El ministro del Interior, un hombre de la confianza antigua del presidente del Gobierno, es un político ciertamente pintoresco. Alguien que cree, como escribe Boadella en ese libro que le ha hecho su mujer, que la Virgen de Fátima anunció a las pastorcillas la caída del comunismo y que mediante el ingenio de la profecía autocumplida colaboró decisivamente en el acontecimiento apoteósico. Últimamente el ministro nos ha deleitado con una frase de amplio y preocupante espectro referente al matrimonio homosexual: «Volvería a hacerlo». No el casarse, desde luego, sino el recurso que promovió contra ese matrimonio. Se supone que la ley pone un concluyente punto final a los deseos de las personas; pero no es el caso del ministro del Interior, que, como el nacionalismo catalán (cuya hegemonía en el centro derecha catalán tanto ayudó a consolidar en sus años de parlamentario entregado), cree que la ley está por debajo de las convicciones.
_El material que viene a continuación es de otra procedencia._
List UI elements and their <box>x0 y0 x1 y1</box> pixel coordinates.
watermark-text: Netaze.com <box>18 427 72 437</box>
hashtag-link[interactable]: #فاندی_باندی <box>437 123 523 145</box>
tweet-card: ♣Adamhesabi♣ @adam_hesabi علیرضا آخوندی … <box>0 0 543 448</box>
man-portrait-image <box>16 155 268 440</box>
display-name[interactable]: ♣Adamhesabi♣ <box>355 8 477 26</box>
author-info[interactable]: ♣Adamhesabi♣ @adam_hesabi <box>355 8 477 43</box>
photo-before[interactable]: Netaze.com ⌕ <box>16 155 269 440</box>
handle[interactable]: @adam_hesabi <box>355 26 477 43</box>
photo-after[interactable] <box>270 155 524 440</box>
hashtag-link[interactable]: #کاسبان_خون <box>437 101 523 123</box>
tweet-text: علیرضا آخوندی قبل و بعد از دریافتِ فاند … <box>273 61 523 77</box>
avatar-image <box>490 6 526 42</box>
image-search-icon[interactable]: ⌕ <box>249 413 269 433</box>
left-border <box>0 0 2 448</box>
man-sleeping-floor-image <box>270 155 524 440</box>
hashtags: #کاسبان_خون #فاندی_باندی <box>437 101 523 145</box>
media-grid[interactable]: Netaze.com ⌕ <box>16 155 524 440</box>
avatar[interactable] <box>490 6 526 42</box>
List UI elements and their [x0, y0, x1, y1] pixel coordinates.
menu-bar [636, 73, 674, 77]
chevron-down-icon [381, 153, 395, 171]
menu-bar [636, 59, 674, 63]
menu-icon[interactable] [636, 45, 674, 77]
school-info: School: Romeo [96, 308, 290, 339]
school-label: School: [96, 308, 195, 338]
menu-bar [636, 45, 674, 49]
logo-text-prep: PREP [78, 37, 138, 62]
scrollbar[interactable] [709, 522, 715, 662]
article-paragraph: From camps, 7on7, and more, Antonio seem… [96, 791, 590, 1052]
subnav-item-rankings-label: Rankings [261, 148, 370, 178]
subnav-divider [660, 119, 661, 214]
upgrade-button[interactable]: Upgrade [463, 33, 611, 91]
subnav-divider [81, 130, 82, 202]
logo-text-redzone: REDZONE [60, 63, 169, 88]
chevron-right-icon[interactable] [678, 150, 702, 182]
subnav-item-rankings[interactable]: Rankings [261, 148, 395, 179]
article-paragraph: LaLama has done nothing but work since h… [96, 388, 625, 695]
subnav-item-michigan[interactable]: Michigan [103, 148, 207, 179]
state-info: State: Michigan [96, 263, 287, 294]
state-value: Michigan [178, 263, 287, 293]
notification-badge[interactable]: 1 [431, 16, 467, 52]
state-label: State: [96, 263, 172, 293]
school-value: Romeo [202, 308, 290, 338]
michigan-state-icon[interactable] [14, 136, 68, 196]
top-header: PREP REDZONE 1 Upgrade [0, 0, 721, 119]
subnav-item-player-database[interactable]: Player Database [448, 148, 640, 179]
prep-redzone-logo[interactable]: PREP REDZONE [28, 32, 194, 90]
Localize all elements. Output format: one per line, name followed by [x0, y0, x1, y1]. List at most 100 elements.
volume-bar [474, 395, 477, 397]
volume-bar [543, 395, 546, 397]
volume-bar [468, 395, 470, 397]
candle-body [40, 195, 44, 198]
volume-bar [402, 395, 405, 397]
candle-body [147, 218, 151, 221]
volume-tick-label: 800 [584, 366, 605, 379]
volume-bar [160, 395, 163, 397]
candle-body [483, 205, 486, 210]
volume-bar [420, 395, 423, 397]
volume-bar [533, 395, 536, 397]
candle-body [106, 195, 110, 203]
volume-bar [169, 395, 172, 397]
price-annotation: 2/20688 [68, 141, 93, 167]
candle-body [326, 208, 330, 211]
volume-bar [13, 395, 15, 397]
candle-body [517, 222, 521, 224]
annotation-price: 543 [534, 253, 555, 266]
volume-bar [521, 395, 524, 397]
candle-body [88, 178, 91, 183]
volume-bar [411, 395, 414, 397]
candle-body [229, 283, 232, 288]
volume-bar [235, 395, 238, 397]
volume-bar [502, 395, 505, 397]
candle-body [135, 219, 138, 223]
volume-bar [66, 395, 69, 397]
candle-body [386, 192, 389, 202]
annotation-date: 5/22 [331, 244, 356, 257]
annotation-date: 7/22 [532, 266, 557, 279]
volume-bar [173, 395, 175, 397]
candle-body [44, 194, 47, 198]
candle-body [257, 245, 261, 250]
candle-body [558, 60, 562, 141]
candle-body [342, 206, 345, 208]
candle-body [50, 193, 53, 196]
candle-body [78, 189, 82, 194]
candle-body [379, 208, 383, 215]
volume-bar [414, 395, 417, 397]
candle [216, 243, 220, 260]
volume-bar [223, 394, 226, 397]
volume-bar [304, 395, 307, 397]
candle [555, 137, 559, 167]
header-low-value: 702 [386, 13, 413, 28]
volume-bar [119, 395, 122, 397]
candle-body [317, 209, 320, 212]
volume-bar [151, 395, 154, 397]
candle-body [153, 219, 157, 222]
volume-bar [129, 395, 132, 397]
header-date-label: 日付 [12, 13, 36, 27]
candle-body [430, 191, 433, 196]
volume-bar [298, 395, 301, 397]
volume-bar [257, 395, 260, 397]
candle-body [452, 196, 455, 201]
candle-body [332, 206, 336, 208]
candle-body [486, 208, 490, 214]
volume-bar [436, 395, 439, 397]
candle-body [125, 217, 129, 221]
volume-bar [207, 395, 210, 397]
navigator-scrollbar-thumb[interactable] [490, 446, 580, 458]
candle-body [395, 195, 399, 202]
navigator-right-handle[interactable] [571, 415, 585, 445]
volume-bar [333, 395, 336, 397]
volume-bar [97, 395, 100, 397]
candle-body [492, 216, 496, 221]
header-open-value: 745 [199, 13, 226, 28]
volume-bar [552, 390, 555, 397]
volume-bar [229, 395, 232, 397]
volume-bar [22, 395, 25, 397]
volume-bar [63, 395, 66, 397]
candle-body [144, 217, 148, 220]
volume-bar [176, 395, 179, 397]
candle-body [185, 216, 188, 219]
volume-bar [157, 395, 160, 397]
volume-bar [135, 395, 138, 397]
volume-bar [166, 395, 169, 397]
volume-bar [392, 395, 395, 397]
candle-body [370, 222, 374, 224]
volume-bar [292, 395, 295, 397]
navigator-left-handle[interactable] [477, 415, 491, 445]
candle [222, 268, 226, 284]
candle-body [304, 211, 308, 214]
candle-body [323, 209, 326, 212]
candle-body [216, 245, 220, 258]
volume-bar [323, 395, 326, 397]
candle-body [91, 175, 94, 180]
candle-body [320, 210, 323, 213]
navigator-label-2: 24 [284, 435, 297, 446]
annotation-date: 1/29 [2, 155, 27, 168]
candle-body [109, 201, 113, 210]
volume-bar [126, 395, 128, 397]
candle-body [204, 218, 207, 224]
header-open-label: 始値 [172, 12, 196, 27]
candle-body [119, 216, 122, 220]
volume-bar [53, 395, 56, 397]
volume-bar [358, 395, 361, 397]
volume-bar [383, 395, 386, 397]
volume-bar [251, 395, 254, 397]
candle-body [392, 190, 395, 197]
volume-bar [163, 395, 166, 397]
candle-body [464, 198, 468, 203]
Pero incluso de este ministro del Interior cabría esperar prudencia técnica y astucia política a la hora de permitir que Maite Pagaza desapareciera de la escena pública, cuando la reconstrucción de la vida moral en el País Vasco está justo a punto de comenzar. Se me objetará que lo que precisamente ha querido hacer el ministro, al igual que con el apartamiento previo de Rogelio Alonso, es garantizarse la mediocridad, y la docilidad, de sus decisiones. Es probable. Pero hace un año a mí se me dijo que éste iba a ser el Gobierno de los mejores. Se puede aceptar que el presidente Rajoy diga que la realidad le ha obligado a cambiar sus decisiones cuando la realidad es un déficit mal calculado; pero que la realidad sea que aquellos mejores resultaron ser estos inútiles es más difícil de asumir.
El tipo de hechos que demuestran, para delicia del Massagran, que España es un Estado sin grandeza y una ramplona nación de partidos.